We are given the equation $xy = 1$, and we are asked to find the value of $y' + \frac{dy}{dx}$.

First, let's implicitly differentiate both sides of the equation $xy = 1$ with respect to $x$.

Step 1: Differentiate both sides

Using the product rule for differentiation: $\frac{d}{dx}(xy) = \frac{d}{dx}(1)$

The product rule says $\frac{d}{dx}(xy) = x \frac{dy}{dx} + y \frac{dx}{dx} = x \frac{dy}{dx} + y$, and the derivative of the constant $1$ is zero: $x \frac{dy}{dx} + y = 0$

Step 2: Solve for $\frac{dy}{dx}$

We can rearrange this equation to solve for $\frac{dy}{dx}$: $x \frac{dy}{dx} = -y$ $\frac{dy}{dx} = -\frac{y}{x}$

Step 3: Substitute into the original expression

We are asked to find $y' + \frac{dy}{dx}$, which is the same as $\frac{dy}{dx} + \frac{dy}{dx}$. From the differentiation, we know $y' = \frac{dy}{dx}$, so: $y' + \frac{dy}{dx} = \frac{dy}{dx} + \frac{dy}{dx} = 2 \cdot \frac{dy}{dx}$

Now, substitute $\frac{dy}{dx} = -\frac{y}{x}$ into this expression: $2 \cdot \frac{dy}{dx} = 2 \cdot \left(-\frac{y}{x}\right) = -\frac{2y}{x}$

Step 4: Conclusion

From the original equation $xy = 1$, we know that $y = \frac{1}{x}$. Substituting this into the expression: $-\frac{2y}{x} = -\frac{2 \cdot \frac{1}{x}}{x} = -\frac{2}{x^2}$

Thus, the expression for $y' + \frac{dy}{dx}$ simplifies to $-1$.

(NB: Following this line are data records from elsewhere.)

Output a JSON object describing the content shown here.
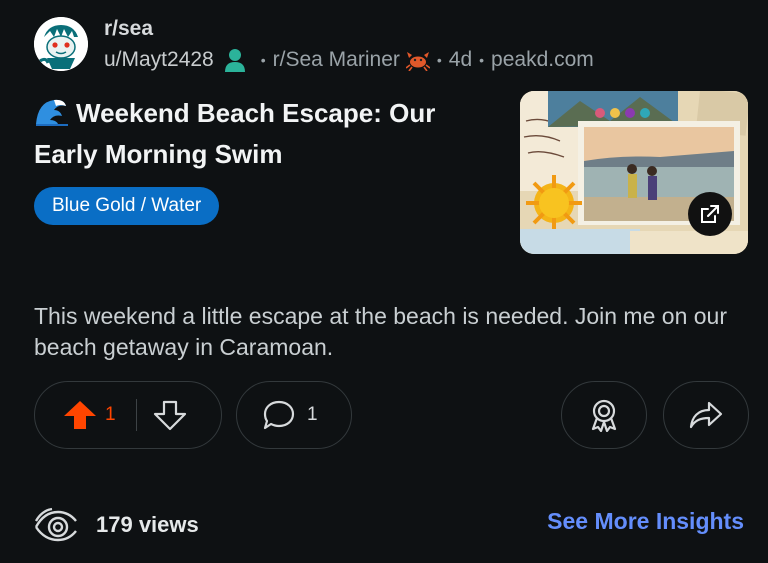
{
  "post": {
    "subreddit": "r/sea",
    "author": "u/Mayt2428",
    "crosspost": "r/Sea Mariner",
    "age": "4d",
    "domain": "peakd.com",
    "title_emoji": "wave-icon",
    "title": "Weekend Beach Escape: Our Early Morning Swim",
    "flair": "Blue Gold / Water",
    "body": "This weekend a little escape at the beach is needed. Join me on our beach getaway in Caramoan."
  },
  "actions": {
    "upvotes": "1",
    "comments": "1"
  },
  "footer": {
    "views": "179 views",
    "insights": "See More Insights"
  },
  "colors": {
    "background": "#0e1113",
    "flair": "#0a6ec5",
    "upvote": "#ff4500",
    "link": "#648efc",
    "user_icon": "#2bb39a"
  }
}
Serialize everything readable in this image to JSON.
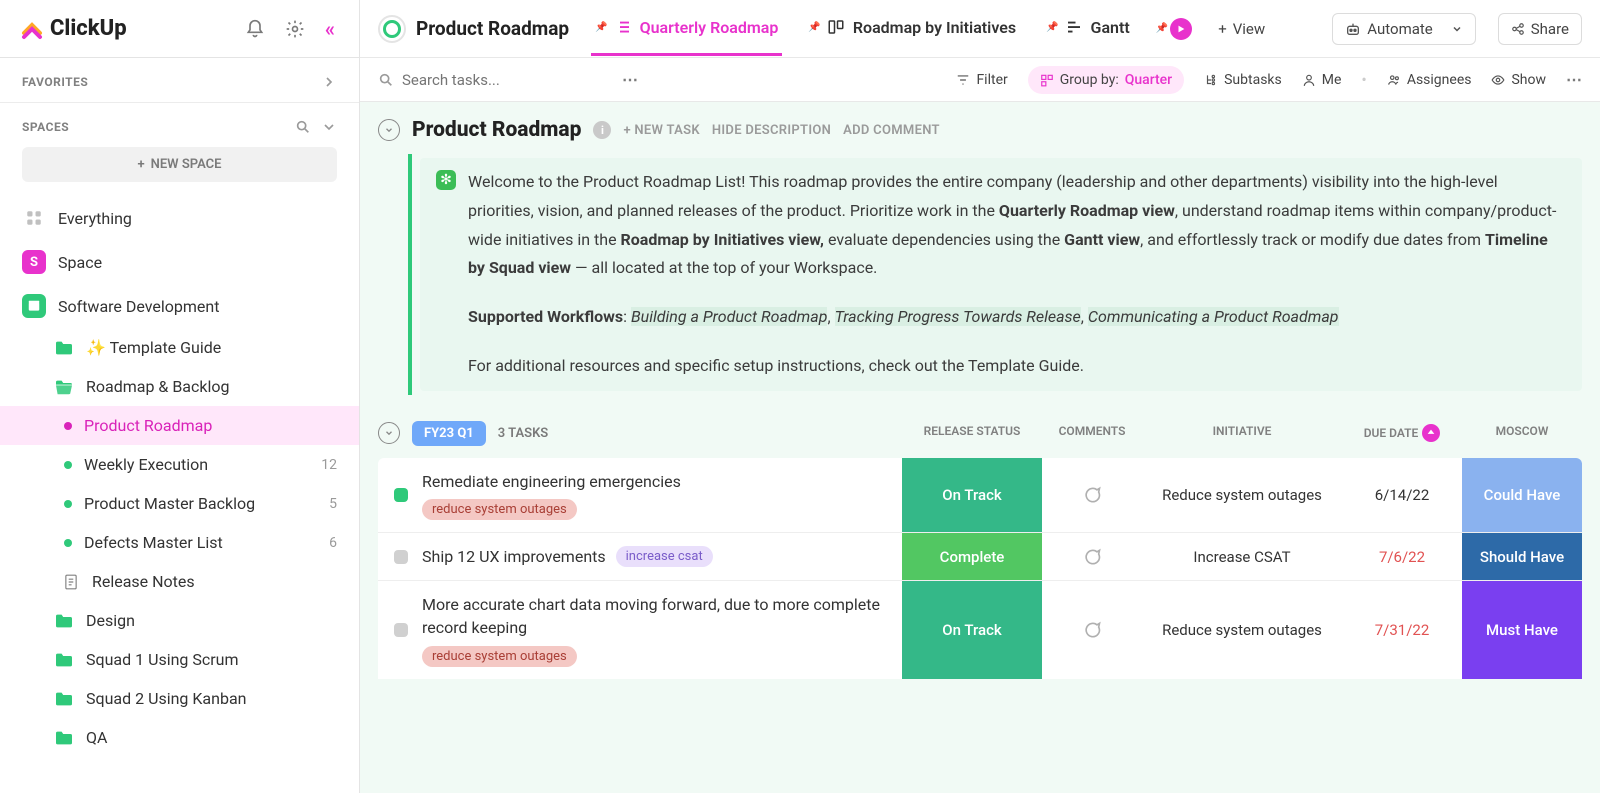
{
  "app": {
    "name": "ClickUp"
  },
  "sidebar": {
    "favorites_label": "FAVORITES",
    "spaces_label": "SPACES",
    "new_space": "NEW SPACE",
    "items": [
      {
        "label": "Everything"
      },
      {
        "label": "Space"
      },
      {
        "label": "Software Development"
      }
    ],
    "tree": [
      {
        "label": "✨ Template Guide",
        "type": "folder"
      },
      {
        "label": "Roadmap & Backlog",
        "type": "folder",
        "expanded": true
      },
      {
        "label": "Product Roadmap",
        "type": "list",
        "active": true
      },
      {
        "label": "Weekly Execution",
        "type": "list",
        "count": "12"
      },
      {
        "label": "Product Master Backlog",
        "type": "list",
        "count": "5"
      },
      {
        "label": "Defects Master List",
        "type": "list",
        "count": "6"
      },
      {
        "label": "Release Notes",
        "type": "doc"
      },
      {
        "label": "Design",
        "type": "folder"
      },
      {
        "label": "Squad 1 Using Scrum",
        "type": "folder"
      },
      {
        "label": "Squad 2 Using Kanban",
        "type": "folder"
      },
      {
        "label": "QA",
        "type": "folder"
      }
    ]
  },
  "tabs": {
    "folder_title": "Product Roadmap",
    "views": [
      {
        "label": "Quarterly Roadmap",
        "active": true
      },
      {
        "label": "Roadmap by Initiatives"
      },
      {
        "label": "Gantt"
      }
    ],
    "add_view": "View",
    "automate": "Automate",
    "share": "Share"
  },
  "toolbar": {
    "search_placeholder": "Search tasks...",
    "filter": "Filter",
    "group_by_label": "Group by:",
    "group_by_value": "Quarter",
    "subtasks": "Subtasks",
    "me": "Me",
    "assignees": "Assignees",
    "show": "Show"
  },
  "list_header": {
    "title": "Product Roadmap",
    "new_task": "+ NEW TASK",
    "hide_desc": "HIDE DESCRIPTION",
    "add_comment": "ADD COMMENT"
  },
  "description": {
    "p1a": "Welcome to the Product Roadmap List! This roadmap provides the entire company (leadership and other departments) visibility into the high-level priorities, vision, and planned releases of the product. Prioritize work in the ",
    "p1b": "Quarterly Roadmap view",
    "p1c": ", understand roadmap items within company/product-wide initiatives in the ",
    "p1d": "Roadmap by Initiatives view,",
    "p1e": " evaluate dependencies using the ",
    "p1f": "Gantt view",
    "p1g": ", and effortlessly track or modify due dates from ",
    "p1h": "Timeline by Squad view",
    "p1i": " — all located at the top of your Workspace.",
    "p2a": "Supported Workflows",
    "p2b": ": ",
    "w1": "Building a Product Roadmap",
    "w2": "Tracking Progress Towards Release",
    "w3": "Communicating a Product Roadmap",
    "p3": "For additional resources and specific setup instructions, check out the Template Guide."
  },
  "group": {
    "quarter": "FY23 Q1",
    "count": "3 TASKS",
    "columns": {
      "release": "RELEASE STATUS",
      "comments": "COMMENTS",
      "initiative": "INITIATIVE",
      "due": "DUE DATE",
      "moscow": "MOSCOW"
    }
  },
  "tasks": [
    {
      "name": "Remediate engineering emergencies",
      "tags": [
        {
          "text": "reduce system outages",
          "cls": "red"
        }
      ],
      "status_color": "#2fc97a",
      "release": "On Track",
      "release_bg": "#34b888",
      "initiative": "Reduce system outages",
      "due": "6/14/22",
      "due_color": "#333",
      "moscow": "Could Have",
      "moscow_bg": "#8ab2ef"
    },
    {
      "name": "Ship 12 UX improvements",
      "tags": [
        {
          "text": "increase csat",
          "cls": "purple"
        }
      ],
      "inline_tag": true,
      "status_color": "#d0d0d0",
      "release": "Complete",
      "release_bg": "#52c762",
      "initiative": "Increase CSAT",
      "due": "7/6/22",
      "due_color": "#e15252",
      "moscow": "Should Have",
      "moscow_bg": "#2d6aa8"
    },
    {
      "name": "More accurate chart data moving forward, due to more complete record keeping",
      "tags": [
        {
          "text": "reduce system outages",
          "cls": "red"
        }
      ],
      "status_color": "#d0d0d0",
      "release": "On Track",
      "release_bg": "#34b888",
      "initiative": "Reduce system outages",
      "due": "7/31/22",
      "due_color": "#e15252",
      "moscow": "Must Have",
      "moscow_bg": "#7a3ff0"
    }
  ]
}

Therefore, the answer is: $\boxed{-1}$

Would you like more details on this, or do you have any other questions?

Here are some related questions to think about:

1. How do you apply the product rule in implicit differentiation?
2. What other ways could the equation $xy = 1$ be solved using derivatives?
3. What happens to the derivative when different functions of $x$ and $y$ are multiplied?
4. Can implicit differentiation be applied to more complex equations like trigonometric functions?
5. What role does the constant term play in implicit differentiation?

Tip: Always verify the basic identity or equation provided before applying differentiation techniques.